Ruth Pakosz, one of the children photographed after the war, who is now part of the Remember Me Project.
April 8 is Holocaust Remembrance Day (Yom Hashoah), which marks the anniversary of the Warsaw ghetto uprising on the Hebrew calendar.
The image above is courtesy the New York Times: “In 2004, a survivor of the Holocaust, Leon Greenman, displayed the number that was tattooed on his arm at Auschwitz.” Go to related Lede blog post »
Also worth highlighting, the US Holocaust Memorial Museum has launched a project to try to identify 1,100 children from photographs taken immediately after the end of World War II. The photographs were made before the children were taken in by relief agencies.
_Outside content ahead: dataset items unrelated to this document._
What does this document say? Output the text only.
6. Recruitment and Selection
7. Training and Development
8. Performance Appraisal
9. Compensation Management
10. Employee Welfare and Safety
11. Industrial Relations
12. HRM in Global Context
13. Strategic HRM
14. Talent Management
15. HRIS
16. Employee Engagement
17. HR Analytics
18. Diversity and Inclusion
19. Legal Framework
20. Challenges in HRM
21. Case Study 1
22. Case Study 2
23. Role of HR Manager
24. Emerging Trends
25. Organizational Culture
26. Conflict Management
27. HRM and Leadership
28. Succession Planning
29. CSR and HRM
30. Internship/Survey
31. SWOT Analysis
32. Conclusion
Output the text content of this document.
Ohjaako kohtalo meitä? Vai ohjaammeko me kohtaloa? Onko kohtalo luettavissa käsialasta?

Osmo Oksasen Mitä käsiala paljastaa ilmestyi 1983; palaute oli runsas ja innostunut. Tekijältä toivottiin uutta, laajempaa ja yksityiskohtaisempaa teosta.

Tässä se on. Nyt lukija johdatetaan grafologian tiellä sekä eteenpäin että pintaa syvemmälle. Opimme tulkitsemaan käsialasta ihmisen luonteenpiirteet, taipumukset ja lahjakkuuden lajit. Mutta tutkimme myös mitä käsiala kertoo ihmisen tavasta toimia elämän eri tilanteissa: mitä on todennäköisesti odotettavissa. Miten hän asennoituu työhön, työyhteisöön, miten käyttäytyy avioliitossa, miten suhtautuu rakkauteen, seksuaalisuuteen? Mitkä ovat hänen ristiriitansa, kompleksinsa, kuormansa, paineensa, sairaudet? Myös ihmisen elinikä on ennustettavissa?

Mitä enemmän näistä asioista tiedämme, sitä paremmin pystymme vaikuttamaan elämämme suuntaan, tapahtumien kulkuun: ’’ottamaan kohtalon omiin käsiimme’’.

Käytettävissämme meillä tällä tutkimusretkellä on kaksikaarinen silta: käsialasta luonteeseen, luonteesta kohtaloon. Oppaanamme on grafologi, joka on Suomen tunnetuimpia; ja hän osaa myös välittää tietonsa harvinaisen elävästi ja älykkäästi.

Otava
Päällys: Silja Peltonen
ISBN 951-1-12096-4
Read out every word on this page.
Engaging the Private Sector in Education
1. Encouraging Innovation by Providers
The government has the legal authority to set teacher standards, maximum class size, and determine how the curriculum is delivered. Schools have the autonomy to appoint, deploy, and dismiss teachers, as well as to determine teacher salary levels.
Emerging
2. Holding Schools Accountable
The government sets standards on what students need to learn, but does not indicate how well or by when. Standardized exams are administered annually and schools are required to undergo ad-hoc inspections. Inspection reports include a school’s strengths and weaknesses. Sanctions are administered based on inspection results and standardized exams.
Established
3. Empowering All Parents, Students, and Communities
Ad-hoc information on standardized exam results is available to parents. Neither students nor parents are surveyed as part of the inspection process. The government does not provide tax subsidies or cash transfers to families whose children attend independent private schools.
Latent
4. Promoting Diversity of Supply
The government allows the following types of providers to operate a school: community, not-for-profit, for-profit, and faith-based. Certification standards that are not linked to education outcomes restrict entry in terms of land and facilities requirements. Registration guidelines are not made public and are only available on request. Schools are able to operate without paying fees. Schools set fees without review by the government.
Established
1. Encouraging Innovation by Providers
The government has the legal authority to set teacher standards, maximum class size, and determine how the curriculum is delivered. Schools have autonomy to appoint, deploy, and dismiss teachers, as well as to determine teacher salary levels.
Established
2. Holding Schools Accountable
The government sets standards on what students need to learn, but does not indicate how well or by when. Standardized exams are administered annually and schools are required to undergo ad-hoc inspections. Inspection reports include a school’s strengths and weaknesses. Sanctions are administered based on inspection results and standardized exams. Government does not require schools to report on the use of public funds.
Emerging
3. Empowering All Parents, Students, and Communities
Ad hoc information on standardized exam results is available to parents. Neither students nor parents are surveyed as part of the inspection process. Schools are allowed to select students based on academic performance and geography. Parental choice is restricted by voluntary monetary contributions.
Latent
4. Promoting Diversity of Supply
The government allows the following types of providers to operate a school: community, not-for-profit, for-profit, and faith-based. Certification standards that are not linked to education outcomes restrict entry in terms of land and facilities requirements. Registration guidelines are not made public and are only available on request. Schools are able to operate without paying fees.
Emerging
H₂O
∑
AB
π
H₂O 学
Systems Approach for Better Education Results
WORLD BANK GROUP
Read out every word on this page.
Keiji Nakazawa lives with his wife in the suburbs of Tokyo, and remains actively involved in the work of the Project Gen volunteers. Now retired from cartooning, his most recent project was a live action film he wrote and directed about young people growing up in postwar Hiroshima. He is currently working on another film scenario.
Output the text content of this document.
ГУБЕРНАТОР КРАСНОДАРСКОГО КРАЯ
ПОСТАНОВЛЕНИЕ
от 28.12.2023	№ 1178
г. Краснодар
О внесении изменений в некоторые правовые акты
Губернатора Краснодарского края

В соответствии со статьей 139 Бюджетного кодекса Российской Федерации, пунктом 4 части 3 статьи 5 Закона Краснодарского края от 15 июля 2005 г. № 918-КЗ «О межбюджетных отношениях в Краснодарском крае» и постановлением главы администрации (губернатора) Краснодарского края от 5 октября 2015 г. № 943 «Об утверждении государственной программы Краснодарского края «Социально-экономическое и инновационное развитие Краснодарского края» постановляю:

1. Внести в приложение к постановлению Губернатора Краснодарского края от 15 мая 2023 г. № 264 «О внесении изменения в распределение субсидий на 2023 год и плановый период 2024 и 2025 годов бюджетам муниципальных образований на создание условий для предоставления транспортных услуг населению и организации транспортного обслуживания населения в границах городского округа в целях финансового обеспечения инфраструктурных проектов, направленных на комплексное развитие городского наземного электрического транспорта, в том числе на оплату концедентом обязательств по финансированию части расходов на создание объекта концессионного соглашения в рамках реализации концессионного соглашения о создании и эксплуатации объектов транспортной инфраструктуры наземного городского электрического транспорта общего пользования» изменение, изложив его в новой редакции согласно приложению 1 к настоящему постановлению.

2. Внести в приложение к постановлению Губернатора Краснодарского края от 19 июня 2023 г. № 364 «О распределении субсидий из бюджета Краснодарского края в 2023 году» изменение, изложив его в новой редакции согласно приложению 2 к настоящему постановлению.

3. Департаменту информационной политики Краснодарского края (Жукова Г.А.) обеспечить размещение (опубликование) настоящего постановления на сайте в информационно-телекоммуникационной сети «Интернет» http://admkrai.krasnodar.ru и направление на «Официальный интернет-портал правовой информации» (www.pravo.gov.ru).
The images for this project have been provided by the United States Holocaust Memorial Museum, the Jacob Rader Marcus Center of the American Jewish Archives, and the Museum of Jewish Heritage, A Living Memorial to the Holocaust. Officials from these museums and archives hope to learn who the children are, what happened to them, and help reconnect them to relatives.
The “Remember Me” Project seeks the public’s help in identifying 1,100 children among tens of thousands who were uprooted by the war. You can provide identification information when you browse the collection by name at: http://rememberme.ushmm.org/pages/browse or in a picture gallery at: http://rememberme.ushmm.org/gallery.
The project website states, “Even if you don’t recognize anyone, please share these powerful photographs with your family and friends. Doing so will increase the chances of identifying these children and will help raise awareness about the experiences of the most vulnerable victims of war and genocide.” The least we can give on Holocaust Remembrance Day is our time and awareness.